Die Gore-Effekte sind wirklich mehr schlecht als recht, aber
dafür en masse.
Vermutlich hat man einfach Schaufensterpuppen genommen, sie mit Raviolli oder Spaghetti gefüllt und sie
über den Haufen gesenst (typische Fulci-Manier: Seine Leichen sehen zumeist schmackhaft aus als dass sie die Funktion haben, abzuschrecken).

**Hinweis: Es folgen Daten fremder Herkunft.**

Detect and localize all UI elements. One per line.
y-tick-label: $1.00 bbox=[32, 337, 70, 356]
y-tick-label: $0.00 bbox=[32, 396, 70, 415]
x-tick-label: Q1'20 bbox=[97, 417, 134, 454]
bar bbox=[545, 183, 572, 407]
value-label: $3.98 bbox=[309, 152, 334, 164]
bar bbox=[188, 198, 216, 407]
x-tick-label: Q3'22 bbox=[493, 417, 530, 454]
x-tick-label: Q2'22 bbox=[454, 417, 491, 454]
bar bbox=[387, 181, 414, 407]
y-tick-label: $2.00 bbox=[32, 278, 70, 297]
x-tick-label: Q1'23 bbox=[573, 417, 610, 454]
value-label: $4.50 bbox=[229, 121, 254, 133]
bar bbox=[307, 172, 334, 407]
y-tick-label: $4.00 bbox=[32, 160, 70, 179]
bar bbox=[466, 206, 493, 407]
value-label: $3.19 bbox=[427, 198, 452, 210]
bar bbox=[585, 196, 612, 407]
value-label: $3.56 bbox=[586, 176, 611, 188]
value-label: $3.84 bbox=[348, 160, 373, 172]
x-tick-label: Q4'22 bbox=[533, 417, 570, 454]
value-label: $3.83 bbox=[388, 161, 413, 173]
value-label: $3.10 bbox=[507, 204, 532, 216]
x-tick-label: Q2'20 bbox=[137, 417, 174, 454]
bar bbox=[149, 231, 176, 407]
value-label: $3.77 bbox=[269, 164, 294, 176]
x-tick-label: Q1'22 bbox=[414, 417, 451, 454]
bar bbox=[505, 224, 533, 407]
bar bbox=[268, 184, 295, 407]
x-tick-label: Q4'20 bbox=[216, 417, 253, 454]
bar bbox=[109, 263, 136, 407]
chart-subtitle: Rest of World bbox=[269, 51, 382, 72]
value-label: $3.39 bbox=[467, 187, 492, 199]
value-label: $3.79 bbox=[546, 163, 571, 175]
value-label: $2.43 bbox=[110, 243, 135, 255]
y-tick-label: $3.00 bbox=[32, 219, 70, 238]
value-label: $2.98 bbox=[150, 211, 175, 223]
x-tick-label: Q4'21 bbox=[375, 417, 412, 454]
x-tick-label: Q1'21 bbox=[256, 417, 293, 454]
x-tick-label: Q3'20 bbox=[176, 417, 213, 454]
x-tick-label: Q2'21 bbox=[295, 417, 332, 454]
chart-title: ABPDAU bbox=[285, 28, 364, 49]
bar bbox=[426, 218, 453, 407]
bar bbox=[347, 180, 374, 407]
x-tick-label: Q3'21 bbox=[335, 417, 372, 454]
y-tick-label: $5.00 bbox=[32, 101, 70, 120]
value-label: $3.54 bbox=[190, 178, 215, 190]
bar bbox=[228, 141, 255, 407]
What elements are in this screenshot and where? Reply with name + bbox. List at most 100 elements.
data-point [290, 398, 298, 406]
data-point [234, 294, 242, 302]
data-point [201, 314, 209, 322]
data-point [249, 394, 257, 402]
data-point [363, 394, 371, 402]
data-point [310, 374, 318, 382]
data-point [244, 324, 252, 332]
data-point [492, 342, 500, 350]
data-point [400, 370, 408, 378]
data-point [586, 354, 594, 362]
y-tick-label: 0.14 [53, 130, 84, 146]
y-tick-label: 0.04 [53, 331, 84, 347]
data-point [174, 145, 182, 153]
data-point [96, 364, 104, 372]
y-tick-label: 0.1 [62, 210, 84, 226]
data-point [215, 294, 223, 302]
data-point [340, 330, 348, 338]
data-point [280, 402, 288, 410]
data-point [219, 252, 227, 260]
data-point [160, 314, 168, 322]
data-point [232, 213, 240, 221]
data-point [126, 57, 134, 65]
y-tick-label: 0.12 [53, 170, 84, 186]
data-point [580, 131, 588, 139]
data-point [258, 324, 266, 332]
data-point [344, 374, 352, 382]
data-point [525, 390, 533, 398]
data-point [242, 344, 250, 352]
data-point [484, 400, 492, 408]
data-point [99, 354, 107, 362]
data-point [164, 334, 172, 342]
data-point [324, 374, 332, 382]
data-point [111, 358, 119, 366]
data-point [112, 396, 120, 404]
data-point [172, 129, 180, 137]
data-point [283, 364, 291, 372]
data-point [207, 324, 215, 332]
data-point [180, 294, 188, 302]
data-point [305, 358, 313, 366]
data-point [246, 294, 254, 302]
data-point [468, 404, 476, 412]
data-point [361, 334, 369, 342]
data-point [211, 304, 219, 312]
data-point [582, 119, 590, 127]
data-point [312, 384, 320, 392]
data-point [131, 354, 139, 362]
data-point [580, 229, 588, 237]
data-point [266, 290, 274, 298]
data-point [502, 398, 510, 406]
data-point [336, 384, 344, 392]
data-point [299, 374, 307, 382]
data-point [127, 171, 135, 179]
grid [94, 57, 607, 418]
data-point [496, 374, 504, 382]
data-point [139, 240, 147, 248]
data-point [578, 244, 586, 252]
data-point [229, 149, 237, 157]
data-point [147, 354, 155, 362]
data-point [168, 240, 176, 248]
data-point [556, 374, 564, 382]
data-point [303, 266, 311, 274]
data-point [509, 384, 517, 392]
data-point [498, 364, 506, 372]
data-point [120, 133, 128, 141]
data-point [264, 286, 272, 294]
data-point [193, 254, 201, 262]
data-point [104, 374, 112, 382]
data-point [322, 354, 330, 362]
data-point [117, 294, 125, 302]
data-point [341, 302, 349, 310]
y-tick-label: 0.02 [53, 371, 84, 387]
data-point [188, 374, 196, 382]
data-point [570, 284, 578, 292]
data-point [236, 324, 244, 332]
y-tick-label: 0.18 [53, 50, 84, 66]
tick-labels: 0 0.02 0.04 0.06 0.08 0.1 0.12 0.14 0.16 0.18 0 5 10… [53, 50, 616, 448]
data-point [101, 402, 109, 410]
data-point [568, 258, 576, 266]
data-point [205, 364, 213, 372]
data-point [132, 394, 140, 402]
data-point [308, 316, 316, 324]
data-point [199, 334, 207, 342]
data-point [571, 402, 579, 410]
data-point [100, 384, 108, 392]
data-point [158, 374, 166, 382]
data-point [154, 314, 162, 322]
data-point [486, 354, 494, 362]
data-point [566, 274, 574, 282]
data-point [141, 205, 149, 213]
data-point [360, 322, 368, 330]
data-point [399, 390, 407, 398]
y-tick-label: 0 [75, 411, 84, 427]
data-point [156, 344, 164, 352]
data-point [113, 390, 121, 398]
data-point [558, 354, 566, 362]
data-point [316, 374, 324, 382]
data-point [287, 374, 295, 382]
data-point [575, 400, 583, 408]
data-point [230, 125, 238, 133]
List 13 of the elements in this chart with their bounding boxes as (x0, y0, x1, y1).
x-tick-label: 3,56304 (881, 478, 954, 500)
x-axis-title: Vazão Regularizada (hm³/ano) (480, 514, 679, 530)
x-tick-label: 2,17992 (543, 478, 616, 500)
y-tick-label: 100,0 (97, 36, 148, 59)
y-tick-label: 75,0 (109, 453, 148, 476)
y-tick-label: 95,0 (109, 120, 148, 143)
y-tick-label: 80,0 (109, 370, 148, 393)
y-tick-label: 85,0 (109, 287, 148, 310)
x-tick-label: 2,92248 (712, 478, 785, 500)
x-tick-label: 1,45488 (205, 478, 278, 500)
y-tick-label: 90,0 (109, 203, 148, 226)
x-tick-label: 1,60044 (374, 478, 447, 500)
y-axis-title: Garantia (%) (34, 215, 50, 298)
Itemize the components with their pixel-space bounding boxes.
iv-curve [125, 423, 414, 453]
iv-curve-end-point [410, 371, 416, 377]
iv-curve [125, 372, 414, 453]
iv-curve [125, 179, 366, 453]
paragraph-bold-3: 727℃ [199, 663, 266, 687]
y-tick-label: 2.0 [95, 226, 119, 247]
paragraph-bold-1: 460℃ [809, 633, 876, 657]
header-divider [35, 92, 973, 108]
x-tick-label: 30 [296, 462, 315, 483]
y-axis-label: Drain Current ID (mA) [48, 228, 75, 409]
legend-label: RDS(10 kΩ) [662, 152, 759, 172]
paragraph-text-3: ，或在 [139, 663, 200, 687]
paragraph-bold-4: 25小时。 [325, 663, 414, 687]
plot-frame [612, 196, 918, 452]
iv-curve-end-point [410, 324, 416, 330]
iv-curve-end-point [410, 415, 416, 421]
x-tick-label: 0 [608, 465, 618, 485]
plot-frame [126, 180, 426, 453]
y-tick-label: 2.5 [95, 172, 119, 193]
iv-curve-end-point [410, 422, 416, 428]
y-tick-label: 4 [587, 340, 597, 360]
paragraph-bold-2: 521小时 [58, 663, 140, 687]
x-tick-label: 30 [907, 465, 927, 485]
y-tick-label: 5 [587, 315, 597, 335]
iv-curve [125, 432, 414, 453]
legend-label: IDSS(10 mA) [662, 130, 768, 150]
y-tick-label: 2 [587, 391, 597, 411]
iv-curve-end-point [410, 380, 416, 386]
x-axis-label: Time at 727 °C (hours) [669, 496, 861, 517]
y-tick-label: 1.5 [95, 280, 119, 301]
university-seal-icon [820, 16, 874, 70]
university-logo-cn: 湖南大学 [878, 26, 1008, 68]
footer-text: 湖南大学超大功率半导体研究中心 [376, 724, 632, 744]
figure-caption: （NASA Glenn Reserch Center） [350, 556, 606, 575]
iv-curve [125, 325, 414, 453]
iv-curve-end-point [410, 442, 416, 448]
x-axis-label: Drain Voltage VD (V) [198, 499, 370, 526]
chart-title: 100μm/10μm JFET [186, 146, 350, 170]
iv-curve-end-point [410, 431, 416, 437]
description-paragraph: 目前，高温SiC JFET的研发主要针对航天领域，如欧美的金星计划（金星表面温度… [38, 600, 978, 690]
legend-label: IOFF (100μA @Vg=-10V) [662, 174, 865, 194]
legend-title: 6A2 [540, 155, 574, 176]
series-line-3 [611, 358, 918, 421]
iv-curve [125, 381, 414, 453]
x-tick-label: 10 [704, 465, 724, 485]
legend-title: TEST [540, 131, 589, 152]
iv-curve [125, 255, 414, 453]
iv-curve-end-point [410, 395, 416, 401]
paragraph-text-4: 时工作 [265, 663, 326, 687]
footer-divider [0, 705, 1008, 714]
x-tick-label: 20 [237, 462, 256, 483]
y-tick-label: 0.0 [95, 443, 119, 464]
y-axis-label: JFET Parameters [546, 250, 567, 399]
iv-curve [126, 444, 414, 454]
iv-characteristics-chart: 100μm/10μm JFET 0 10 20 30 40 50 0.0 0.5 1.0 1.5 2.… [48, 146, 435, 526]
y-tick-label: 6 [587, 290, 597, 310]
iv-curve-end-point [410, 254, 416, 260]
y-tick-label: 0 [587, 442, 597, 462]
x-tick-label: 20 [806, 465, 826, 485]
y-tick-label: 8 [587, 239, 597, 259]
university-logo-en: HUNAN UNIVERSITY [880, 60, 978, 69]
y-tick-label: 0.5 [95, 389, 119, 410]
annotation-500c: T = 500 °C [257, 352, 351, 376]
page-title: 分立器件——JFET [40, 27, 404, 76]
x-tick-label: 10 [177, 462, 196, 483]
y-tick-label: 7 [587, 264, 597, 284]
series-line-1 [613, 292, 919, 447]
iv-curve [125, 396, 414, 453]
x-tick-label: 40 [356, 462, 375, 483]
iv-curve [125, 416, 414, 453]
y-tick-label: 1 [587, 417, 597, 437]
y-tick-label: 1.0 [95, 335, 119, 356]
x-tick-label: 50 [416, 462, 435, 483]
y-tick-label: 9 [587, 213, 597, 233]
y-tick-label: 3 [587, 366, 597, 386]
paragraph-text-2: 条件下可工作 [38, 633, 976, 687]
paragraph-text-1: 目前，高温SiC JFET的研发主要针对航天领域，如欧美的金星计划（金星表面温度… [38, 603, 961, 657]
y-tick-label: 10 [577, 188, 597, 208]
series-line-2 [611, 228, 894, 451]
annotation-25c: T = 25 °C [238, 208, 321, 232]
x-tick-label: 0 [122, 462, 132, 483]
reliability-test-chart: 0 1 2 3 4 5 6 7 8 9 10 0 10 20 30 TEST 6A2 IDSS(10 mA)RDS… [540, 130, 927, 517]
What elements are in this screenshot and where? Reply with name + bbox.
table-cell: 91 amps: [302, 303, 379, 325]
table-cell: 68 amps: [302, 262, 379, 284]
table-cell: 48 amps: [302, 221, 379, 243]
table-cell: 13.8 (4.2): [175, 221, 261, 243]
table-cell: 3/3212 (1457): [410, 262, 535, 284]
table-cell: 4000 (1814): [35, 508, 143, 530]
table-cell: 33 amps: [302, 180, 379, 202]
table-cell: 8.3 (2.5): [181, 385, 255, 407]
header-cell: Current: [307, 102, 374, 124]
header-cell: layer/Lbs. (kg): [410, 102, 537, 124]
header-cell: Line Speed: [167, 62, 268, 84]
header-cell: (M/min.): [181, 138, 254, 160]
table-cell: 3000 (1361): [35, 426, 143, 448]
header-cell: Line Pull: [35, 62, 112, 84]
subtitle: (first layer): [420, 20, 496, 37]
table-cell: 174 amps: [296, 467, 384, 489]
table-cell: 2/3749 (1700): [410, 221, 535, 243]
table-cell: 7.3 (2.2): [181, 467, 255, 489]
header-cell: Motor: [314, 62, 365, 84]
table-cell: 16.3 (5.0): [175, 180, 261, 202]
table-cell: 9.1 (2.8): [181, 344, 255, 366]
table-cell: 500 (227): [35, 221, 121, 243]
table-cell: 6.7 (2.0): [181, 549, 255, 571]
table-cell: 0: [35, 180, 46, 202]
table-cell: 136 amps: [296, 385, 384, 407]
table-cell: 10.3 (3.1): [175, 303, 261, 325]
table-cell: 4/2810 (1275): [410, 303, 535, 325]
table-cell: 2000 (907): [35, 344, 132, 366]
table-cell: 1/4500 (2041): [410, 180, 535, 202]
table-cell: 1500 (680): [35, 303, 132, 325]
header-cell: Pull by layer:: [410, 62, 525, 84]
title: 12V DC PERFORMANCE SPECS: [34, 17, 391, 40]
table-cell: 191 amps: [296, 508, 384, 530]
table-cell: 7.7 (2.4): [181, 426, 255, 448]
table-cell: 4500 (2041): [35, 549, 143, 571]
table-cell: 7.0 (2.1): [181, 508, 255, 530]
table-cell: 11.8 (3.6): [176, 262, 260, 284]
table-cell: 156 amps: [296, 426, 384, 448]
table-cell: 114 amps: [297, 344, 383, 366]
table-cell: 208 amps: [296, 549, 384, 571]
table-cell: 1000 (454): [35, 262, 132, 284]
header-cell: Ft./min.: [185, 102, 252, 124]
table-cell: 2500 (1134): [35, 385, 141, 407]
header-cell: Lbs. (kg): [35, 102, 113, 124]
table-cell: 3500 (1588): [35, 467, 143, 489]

Folgende Szenen sind besonders "witzig":
Crazy-Fulci jagt mit seinem Auto einem Penner hinterher,
erfasst ihn mit dem Auto und zermahlt ihn mehrmals im Vorwärts- und im Rückwärtsgang-im Nachhinein muss er jedoch feststellen, lediglich eine Plastikflasche zerknittert zu haben.
Auch die Szene mit dem braven Holzhacker ist nicht übel
(siehe Coverrückseite).
Naja, man muss es einfach selbst gesehen haben, um
mitlachen zu können.
Die Schauspieler sind übrigens unterste Schublade, vom Strich oder gar von der Abschussliste.
Der Sound ist auch so ein undefinierbarer Mist, der mich
manchmal an herabgekommene Viertel in Chicago oder Miami erinnert, bei Abendrot.
Dass die Astro-Fassung beschlagnahmt wurde, verwundert wohl niemanden, angesichts der vielen Pizza-Leichen de la mamma.
Alles in allem ein unfreiwillig komischer Film mit hohem
Kopfschüttel-Faktor und Lachgarantie.